CHIANG RAI – Anantara Hotels, Resorts and Spas has announced the highly popular King’s Cup Elephant Polo tournament in the royal seaside town of Hua Hin from August 28th – September 1st 2013 and promises to have a tonne of elephant-fun activities both on and off the field.
The 12th King’s Cup Elephant Polo Tournament will be held at Hua Hin’s Suriyothai Army Base approximately 20 minutes from Anantara Hua Hin Resort & Spa. Anantara Hua Hin Resort & Spa is a distinctive Thai village-style resort located on the sunrise coast of the Gulf of Thailand. Hidden amidst 14 acres of luxuriantly landscaped mature gardens and lagoon pools, the picturesque resort enjoys a beachfront location at the quiet end of Thailand’s historic royal seaside town.

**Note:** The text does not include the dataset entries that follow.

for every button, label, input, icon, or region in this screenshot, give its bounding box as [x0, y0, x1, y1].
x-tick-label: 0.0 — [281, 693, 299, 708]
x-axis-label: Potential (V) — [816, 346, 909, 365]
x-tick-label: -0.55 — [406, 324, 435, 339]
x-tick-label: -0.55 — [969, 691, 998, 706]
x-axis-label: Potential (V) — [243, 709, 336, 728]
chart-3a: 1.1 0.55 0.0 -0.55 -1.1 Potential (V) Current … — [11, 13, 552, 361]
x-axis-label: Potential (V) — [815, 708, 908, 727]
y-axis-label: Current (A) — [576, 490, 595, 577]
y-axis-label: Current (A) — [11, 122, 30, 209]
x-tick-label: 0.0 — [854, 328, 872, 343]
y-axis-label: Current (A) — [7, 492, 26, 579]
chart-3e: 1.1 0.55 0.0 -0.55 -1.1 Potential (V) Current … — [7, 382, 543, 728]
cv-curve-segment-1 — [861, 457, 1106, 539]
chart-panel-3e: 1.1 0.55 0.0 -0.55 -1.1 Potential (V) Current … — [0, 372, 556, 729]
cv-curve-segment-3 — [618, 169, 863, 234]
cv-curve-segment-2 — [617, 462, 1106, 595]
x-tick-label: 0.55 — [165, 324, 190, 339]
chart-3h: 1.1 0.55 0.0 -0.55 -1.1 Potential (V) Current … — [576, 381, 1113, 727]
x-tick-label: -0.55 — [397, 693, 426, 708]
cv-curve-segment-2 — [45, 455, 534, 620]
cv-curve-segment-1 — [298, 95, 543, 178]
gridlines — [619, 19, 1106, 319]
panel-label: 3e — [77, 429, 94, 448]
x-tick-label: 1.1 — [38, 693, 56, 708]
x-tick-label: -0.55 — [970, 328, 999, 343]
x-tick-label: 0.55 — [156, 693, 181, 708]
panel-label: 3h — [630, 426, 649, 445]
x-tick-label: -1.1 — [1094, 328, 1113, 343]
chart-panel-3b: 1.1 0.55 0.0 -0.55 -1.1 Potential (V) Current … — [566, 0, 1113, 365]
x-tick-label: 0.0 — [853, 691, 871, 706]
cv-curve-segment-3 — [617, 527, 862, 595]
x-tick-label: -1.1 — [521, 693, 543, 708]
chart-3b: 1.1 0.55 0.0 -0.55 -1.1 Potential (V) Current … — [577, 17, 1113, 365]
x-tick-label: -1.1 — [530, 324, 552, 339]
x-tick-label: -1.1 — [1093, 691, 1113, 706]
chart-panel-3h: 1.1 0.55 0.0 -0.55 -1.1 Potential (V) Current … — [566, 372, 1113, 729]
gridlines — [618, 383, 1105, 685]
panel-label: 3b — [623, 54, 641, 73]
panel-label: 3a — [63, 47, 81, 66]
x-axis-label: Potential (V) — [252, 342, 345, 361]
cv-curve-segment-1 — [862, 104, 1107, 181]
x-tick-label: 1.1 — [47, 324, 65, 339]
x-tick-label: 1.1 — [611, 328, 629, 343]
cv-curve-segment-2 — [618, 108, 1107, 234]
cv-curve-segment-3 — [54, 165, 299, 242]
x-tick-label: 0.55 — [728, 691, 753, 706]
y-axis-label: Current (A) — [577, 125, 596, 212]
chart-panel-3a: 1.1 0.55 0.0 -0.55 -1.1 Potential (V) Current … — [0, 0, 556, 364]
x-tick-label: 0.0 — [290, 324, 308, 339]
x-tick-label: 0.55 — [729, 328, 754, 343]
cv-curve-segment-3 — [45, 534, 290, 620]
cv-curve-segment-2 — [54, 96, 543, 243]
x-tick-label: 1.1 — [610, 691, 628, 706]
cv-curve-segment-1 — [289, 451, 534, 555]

The tournament was introduced to Thailand in 2001 by Anantara Hotels, Resorts & Spas and has grown to become one of the biggest charitable events in Thailand. To date the event has raised almost US$600,000 for projects that better the lives of Thailand’s elephant population, including housing for the mahouts and families, shelters for the elephants and a mobile blood centrifuge and elephant ambulance for the Thai Elephant Conservation Centre in Chiang Mai (TECC).
In addition to the 30 rescued street elephants who now enjoy a comfortable lifestyle at Anantara Golden Triangle Elephant Camp & Resort overseen by John Roberts in Chiang Rai. The annual event allows a further 50 young elephants to be taken off the streets for the two week period during the tournament, providing them with a native forest environment, the best food possible, as well as the only proper veterinary check and vitamins they receive all year.
Street life can be tough for an elephant, walking through crowded tourist areas and busy roads for ten hours a night, forced to rest during the day on small green spaces within the cities, often without shade and water. The King’s Cup schedule is deliberately designed to give these elephants rest and relaxation on a scale they are never afforded in their ‘normal’ lives.
Since 2009 donations have also gone to funding the world’s first ever elephant therapy programme to research the rehabilitation benefits for autistic children. The Thai Elephant Therapy Project (TETP) was created in conjunction with Chiang Mai University and the TECC, initially allowing a further five elephants to be rescued off the streets of Bangkok, rented and trained as assistant therapists for autistic children. The programme now runs free therapy sessions for Thai children every year.
Other significant benefits from money raised has gone to building the first elephant hospital in Krabi in the southern part of Thailand; research and tree planting to build elephant corridors in Kui Buri so there are no elephant/farmer conflicts; funding the first educational computer application for children to teach them the importance of conservation and protection of wild elephants in Thailand and funding Asia’s first workshop to show traditional elephant trainers and camp owners the benefits of Positive Reinforcement Training for domesticated elephants.